Rs 500, Rs 1,000 notes banned: With banks flush with cheap deposits, rate cut on the cards
Following the government's move to weed out the obsolete currency notes, the 10-year bechmark yield gyrated last week to settled at 6.72 percent on Friday
In the wake of the government's decision to ban higher denomination currency notes of Rs 500 and Rs 1,000 effective last week and allowing it to be exchanged at the bank branches, banks are flush with liquidity.

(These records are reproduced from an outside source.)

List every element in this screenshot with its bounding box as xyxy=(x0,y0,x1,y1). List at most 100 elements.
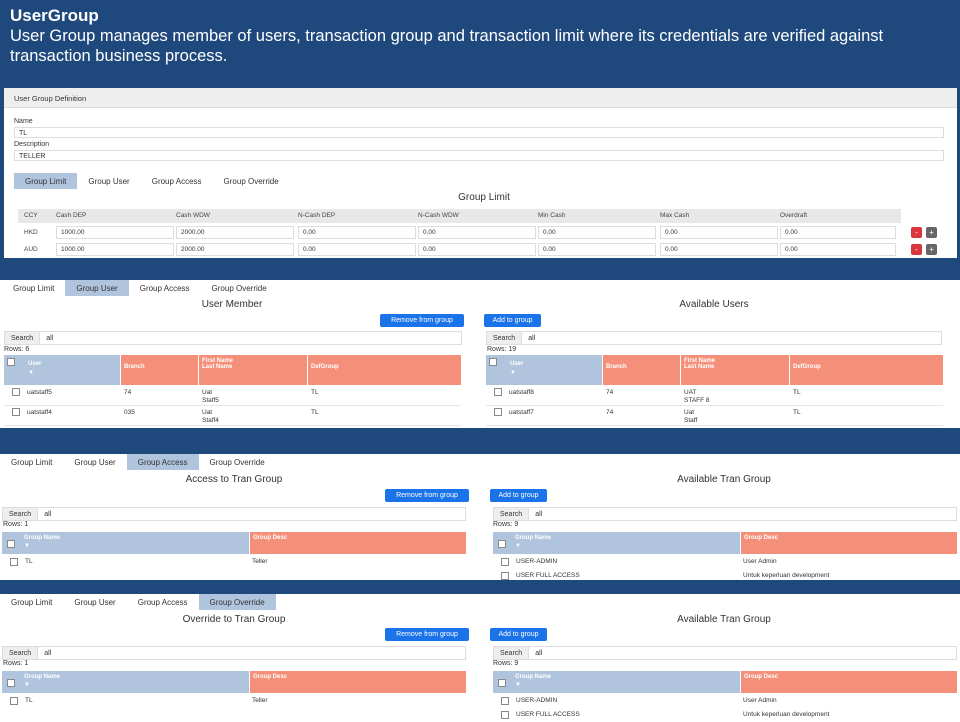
col-group-desc[interactable]: Group Desc xyxy=(250,671,466,693)
name-field[interactable]: TL xyxy=(14,127,944,138)
table-row[interactable]: USER FULL ACCESS Untuk keperluan developm… xyxy=(493,709,957,722)
cell-last-name: Staff5 xyxy=(202,397,219,404)
col-defgroup[interactable]: DefGroup xyxy=(790,355,943,385)
remove-row-button[interactable]: - xyxy=(911,244,922,255)
limit-input[interactable]: 0.00 xyxy=(660,243,778,256)
col-group-name[interactable]: Group Name ▼ xyxy=(493,671,740,693)
row-checkbox[interactable] xyxy=(494,408,502,416)
tab-group-user[interactable]: Group User xyxy=(88,176,130,186)
col-group-desc[interactable]: Group Desc xyxy=(250,532,466,554)
search-input[interactable]: all xyxy=(44,649,52,657)
description-field[interactable]: TELLER xyxy=(14,150,944,161)
add-to-group-button[interactable]: Add to group xyxy=(484,314,541,327)
row-checkbox[interactable] xyxy=(501,558,509,566)
table-row[interactable]: uatstaff5 74 Uat Staff5 TL xyxy=(4,386,461,406)
row-checkbox[interactable] xyxy=(10,697,18,705)
table-row[interactable]: USER-ADMIN User Admin xyxy=(493,695,957,708)
remove-row-button[interactable]: - xyxy=(911,227,922,238)
add-to-group-button[interactable]: Add to group xyxy=(490,489,547,502)
table-row[interactable]: uatstaff4 035 Uat Staff4 TL xyxy=(4,406,461,426)
col-user[interactable]: User ▼ xyxy=(486,355,602,385)
sort-icon: ▼ xyxy=(515,682,521,688)
tab-group-override[interactable]: Group Override xyxy=(211,283,267,293)
cell-defgroup: TL xyxy=(311,389,319,396)
select-all-checkbox[interactable] xyxy=(7,358,15,366)
limit-input[interactable]: 0.00 xyxy=(780,243,896,256)
tab-group-access[interactable]: Group Access xyxy=(151,176,202,186)
remove-from-group-button[interactable]: Remove from group xyxy=(385,489,469,502)
tab-group-limit[interactable]: Group Limit xyxy=(11,457,53,467)
tab-group-access[interactable]: Group Access xyxy=(126,454,199,470)
row-checkbox[interactable] xyxy=(501,572,509,580)
remove-from-group-button[interactable]: Remove from group xyxy=(385,628,469,641)
col-group-name[interactable]: Group Name ▼ xyxy=(2,532,249,554)
col-group-name[interactable]: Group Name ▼ xyxy=(493,532,740,554)
tab-group-limit[interactable]: Group Limit xyxy=(13,283,55,293)
limit-input[interactable]: 1000.00 xyxy=(56,226,174,239)
limit-input[interactable]: 0.00 xyxy=(298,243,416,256)
table-row[interactable]: uatstaff7 74 Uat Staff TL xyxy=(486,406,943,426)
col-defgroup[interactable]: DefGroup xyxy=(308,355,461,385)
tab-group-user[interactable]: Group User xyxy=(65,280,129,296)
limit-input[interactable]: 0.00 xyxy=(780,226,896,239)
row-checkbox[interactable] xyxy=(501,697,509,705)
col-group-desc[interactable]: Group Desc xyxy=(741,671,957,693)
tab-group-override[interactable]: Group Override xyxy=(198,594,276,610)
select-all-checkbox[interactable] xyxy=(7,679,15,687)
col-group-name[interactable]: Group Name ▼ xyxy=(2,671,249,693)
select-all-checkbox[interactable] xyxy=(489,358,497,366)
col-name[interactable]: First Name Last Name xyxy=(199,355,307,385)
tab-group-override[interactable]: Group Override xyxy=(209,457,265,467)
limit-input[interactable]: 0.00 xyxy=(418,226,536,239)
add-row-button[interactable]: + xyxy=(926,227,937,238)
cell-last-name: STAFF 8 xyxy=(684,397,710,404)
cell-group-desc: Untuk keperluan development xyxy=(743,711,830,718)
col-name[interactable]: First Name Last Name xyxy=(681,355,789,385)
table-row[interactable]: TL Teller xyxy=(2,695,466,708)
row-checkbox[interactable] xyxy=(494,388,502,396)
cell-first-name: Uat xyxy=(202,389,213,396)
row-checkbox[interactable] xyxy=(12,408,20,416)
tab-group-limit[interactable]: Group Limit xyxy=(14,173,78,189)
limit-input[interactable]: 0.00 xyxy=(538,243,656,256)
ccy-label: AUD xyxy=(24,246,38,253)
limit-input[interactable]: 2000.00 xyxy=(176,243,294,256)
table-row[interactable]: USER FULL ACCESS Untuk keperluan developm… xyxy=(493,570,957,583)
search-input[interactable]: all xyxy=(44,510,52,518)
col-branch[interactable]: Branch xyxy=(121,355,198,385)
add-to-group-button[interactable]: Add to group xyxy=(490,628,547,641)
limit-input[interactable]: 2000.00 xyxy=(176,226,294,239)
tab-group-user[interactable]: Group User xyxy=(74,457,116,467)
limit-input[interactable]: 0.00 xyxy=(418,243,536,256)
search-input[interactable]: all xyxy=(535,649,543,657)
search-input[interactable]: all xyxy=(528,334,536,342)
tab-group-access[interactable]: Group Access xyxy=(137,597,188,607)
member-table-header: User ▼ Branch First Name Last Name DefGrou… xyxy=(4,355,461,385)
limit-input[interactable]: 1000.00 xyxy=(56,243,174,256)
select-all-checkbox[interactable] xyxy=(498,540,506,548)
tab-group-user[interactable]: Group User xyxy=(74,597,116,607)
select-all-checkbox[interactable] xyxy=(7,540,15,548)
tab-group-limit[interactable]: Group Limit xyxy=(11,597,53,607)
search-input[interactable]: all xyxy=(535,510,543,518)
limit-input[interactable]: 0.00 xyxy=(538,226,656,239)
search-input[interactable]: all xyxy=(46,334,54,342)
select-all-checkbox[interactable] xyxy=(498,679,506,687)
tab-bar: Group Limit Group User Group Access Grou… xyxy=(2,280,278,296)
tab-group-override[interactable]: Group Override xyxy=(223,176,279,186)
add-row-button[interactable]: + xyxy=(926,244,937,255)
tab-group-access[interactable]: Group Access xyxy=(139,283,190,293)
cell-branch: 74 xyxy=(606,409,614,416)
row-checkbox[interactable] xyxy=(501,711,509,719)
col-branch[interactable]: Branch xyxy=(603,355,680,385)
limit-input[interactable]: 0.00 xyxy=(660,226,778,239)
table-row[interactable]: USER-ADMIN User Admin xyxy=(493,556,957,569)
col-user[interactable]: User ▼ xyxy=(4,355,120,385)
table-row[interactable]: uatstaff8 74 UAT STAFF 8 TL xyxy=(486,386,943,406)
limit-input[interactable]: 0.00 xyxy=(298,226,416,239)
row-checkbox[interactable] xyxy=(12,388,20,396)
col-group-desc[interactable]: Group Desc xyxy=(741,532,957,554)
table-row[interactable]: TL Teller xyxy=(2,556,466,569)
remove-from-group-button[interactable]: Remove from group xyxy=(380,314,464,327)
row-checkbox[interactable] xyxy=(10,558,18,566)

This has prompted economists and experts to assert that rising deposits at banks could soften bond yields and in turn lower interest rates in the near term. Also, with ATMs dispensing lesser amount of cash and withdrawals at banks limited, lower spending by consumers could temper growth and leave more room for the central bank to cut rates further, a Times of India report said.
Following the government's move to weed out the obsolete currency notes, the 10-year bechmark yield gyrated last week to settled at 6.72 percent on Friday.

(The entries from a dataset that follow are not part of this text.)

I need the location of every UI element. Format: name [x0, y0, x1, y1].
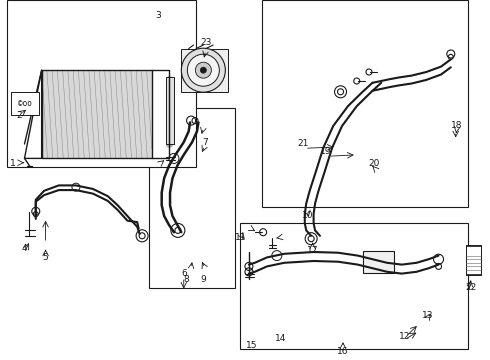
Bar [166, 77, 174, 144]
Text: 17: 17 [307, 246, 318, 255]
Text: 8: 8 [184, 274, 190, 284]
Bar [181, 49, 228, 92]
Text: 18: 18 [451, 122, 463, 130]
Bar [11, 92, 39, 115]
Text: ©oo: ©oo [18, 99, 32, 108]
Text: 11: 11 [235, 233, 246, 242]
Circle shape [181, 48, 225, 92]
Polygon shape [42, 70, 152, 158]
Text: 1: 1 [10, 159, 16, 168]
Circle shape [196, 62, 211, 78]
Text: 19: 19 [319, 147, 331, 156]
Text: 10: 10 [302, 211, 314, 220]
Bar [262, 0, 468, 207]
Text: 4: 4 [22, 244, 27, 253]
Text: 20: 20 [368, 159, 380, 168]
Text: 23: 23 [200, 38, 212, 47]
Text: 13: 13 [422, 310, 434, 320]
Text: 9: 9 [200, 274, 206, 284]
Text: 14: 14 [274, 334, 286, 343]
Text: 22: 22 [466, 284, 477, 292]
Text: 21: 21 [297, 139, 309, 148]
Text: 2: 2 [17, 111, 23, 120]
Circle shape [187, 54, 220, 86]
Bar [7, 0, 196, 167]
Text: 16: 16 [337, 346, 349, 356]
Bar [363, 251, 394, 273]
Text: 15: 15 [245, 341, 257, 350]
Bar [149, 108, 235, 288]
Text: 6: 6 [181, 269, 187, 278]
Bar [466, 245, 481, 275]
Text: 7: 7 [202, 138, 208, 147]
Bar [240, 223, 468, 349]
Text: 5: 5 [43, 253, 49, 262]
Text: 12: 12 [399, 332, 411, 341]
Text: 3: 3 [155, 10, 161, 19]
Circle shape [200, 67, 206, 73]
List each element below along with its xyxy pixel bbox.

Since the ban on old notes began midnight 8 November, total aggregate deposits at banks put together stands at over Rs 2 lakh crore, boosting the banks' CASA (current account and savings account) component.

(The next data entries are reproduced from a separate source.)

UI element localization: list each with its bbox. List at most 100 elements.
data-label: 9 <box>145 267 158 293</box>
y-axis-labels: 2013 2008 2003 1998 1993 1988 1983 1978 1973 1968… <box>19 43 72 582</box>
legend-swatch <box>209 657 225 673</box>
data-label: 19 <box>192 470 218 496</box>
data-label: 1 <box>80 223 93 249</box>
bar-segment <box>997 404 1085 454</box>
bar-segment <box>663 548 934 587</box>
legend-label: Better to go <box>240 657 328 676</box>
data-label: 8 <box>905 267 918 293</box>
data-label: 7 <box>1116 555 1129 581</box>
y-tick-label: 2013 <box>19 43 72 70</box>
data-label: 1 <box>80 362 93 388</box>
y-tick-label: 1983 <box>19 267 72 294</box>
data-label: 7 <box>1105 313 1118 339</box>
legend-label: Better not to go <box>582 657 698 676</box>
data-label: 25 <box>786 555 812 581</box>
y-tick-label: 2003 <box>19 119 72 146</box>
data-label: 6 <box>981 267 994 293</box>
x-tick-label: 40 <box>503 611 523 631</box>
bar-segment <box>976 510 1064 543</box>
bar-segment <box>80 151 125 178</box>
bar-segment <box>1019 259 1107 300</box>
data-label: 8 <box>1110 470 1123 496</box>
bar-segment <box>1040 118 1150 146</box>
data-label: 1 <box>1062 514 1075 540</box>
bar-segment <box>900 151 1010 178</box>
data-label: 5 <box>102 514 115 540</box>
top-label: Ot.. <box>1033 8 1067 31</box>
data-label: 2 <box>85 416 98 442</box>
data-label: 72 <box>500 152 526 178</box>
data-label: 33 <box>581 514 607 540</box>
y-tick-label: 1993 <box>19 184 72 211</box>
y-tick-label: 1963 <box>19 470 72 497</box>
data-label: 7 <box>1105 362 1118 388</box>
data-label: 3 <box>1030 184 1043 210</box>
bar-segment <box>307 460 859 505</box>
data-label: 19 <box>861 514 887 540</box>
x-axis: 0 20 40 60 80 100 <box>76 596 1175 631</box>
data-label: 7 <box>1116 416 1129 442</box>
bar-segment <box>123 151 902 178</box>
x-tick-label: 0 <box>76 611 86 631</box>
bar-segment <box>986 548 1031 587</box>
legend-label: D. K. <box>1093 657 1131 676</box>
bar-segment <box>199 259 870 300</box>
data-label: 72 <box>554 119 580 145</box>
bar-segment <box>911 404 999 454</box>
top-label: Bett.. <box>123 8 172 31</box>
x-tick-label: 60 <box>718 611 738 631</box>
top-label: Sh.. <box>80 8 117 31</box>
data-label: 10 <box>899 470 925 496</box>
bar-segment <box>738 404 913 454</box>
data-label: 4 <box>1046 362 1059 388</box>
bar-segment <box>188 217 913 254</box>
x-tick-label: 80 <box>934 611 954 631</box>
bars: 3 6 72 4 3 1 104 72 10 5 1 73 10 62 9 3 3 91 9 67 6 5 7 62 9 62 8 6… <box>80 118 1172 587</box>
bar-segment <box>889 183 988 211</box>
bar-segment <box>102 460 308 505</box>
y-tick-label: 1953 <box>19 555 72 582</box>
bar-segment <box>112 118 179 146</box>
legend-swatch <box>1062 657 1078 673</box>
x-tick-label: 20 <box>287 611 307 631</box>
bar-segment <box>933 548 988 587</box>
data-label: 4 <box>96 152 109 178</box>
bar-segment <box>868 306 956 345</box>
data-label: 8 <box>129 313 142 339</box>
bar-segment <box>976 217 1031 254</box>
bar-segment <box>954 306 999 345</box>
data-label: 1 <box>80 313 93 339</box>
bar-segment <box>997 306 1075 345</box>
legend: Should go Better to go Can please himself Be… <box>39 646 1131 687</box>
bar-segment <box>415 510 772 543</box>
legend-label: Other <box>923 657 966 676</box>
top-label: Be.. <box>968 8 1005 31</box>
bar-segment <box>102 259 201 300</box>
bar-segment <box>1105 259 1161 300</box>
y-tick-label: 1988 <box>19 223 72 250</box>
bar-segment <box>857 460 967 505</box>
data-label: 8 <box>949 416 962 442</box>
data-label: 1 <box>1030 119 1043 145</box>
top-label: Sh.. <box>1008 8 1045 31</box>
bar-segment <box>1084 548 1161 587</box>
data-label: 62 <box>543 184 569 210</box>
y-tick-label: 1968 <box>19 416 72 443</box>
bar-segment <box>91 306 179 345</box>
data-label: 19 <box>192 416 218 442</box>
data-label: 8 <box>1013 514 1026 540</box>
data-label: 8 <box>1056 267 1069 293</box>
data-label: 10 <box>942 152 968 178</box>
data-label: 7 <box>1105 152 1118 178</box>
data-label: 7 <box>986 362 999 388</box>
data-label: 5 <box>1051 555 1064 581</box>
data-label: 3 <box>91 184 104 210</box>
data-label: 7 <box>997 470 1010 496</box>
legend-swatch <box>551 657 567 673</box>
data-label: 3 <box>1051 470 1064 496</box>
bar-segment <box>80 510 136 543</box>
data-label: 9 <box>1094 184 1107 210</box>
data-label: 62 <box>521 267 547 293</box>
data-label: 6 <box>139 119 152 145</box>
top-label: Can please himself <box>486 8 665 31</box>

State Bank of India, the country's largest, got deposits worth Rs 47,868 crore, Jaitley said. It handled Rs 54,370 crore of cash transactions in all, including deposits, withdrawals and exchange of banknotes, starting Thursday through 12:15 p.m. on Saturday, Jaitley said.
"Dampening the parallel economy — potentially for multiple quarters — will likely have some near-term sobering effect on consumption demand and, in turn, on overall economic growth. This will likely offer greater space for the RBI for monetary easing in the coming months," TOI report said quoting Siddhartha Sanyal, chief India Economist, Barclays Bank.
The UK-based Barclays sees India's central bank cutting rates by another 25 basis point during the January-March quarter next year.
“We grow more confident of our call of a 75 basis point (bps) cut in bank lending rates by September 2017,” Hindustan Times said citing a report by Bank of America MerrillLynch.
“We will definitely benefit on the CASA deposits and also see some recoveries and loan repayments. This may reduce some cost of deposits and MCLR may also see some reduction,” HT report said Rakesh Sharma, MD and CEO of Canara Bank.
State Bank of India's chief economic adviser Soumya Kanti Ghosh also recently said that a drop in currency circulation will help temper inflation numbers in the medium term and lead to a rate cut.
"Despite knee jerk reaction in the markets and economy, we believe this step is very positive for government finances, the inflation/interest rate outlook, and long-term GDP growth," a Reuters report said last week citing a Macquarie note to its clients.
"This is a long-term positive for the debt market and may lead to repo rate cut of 50 basis points," said Reuters quoting Murthy Nagarajan, head of fixed income at Quantum Mutual Fund.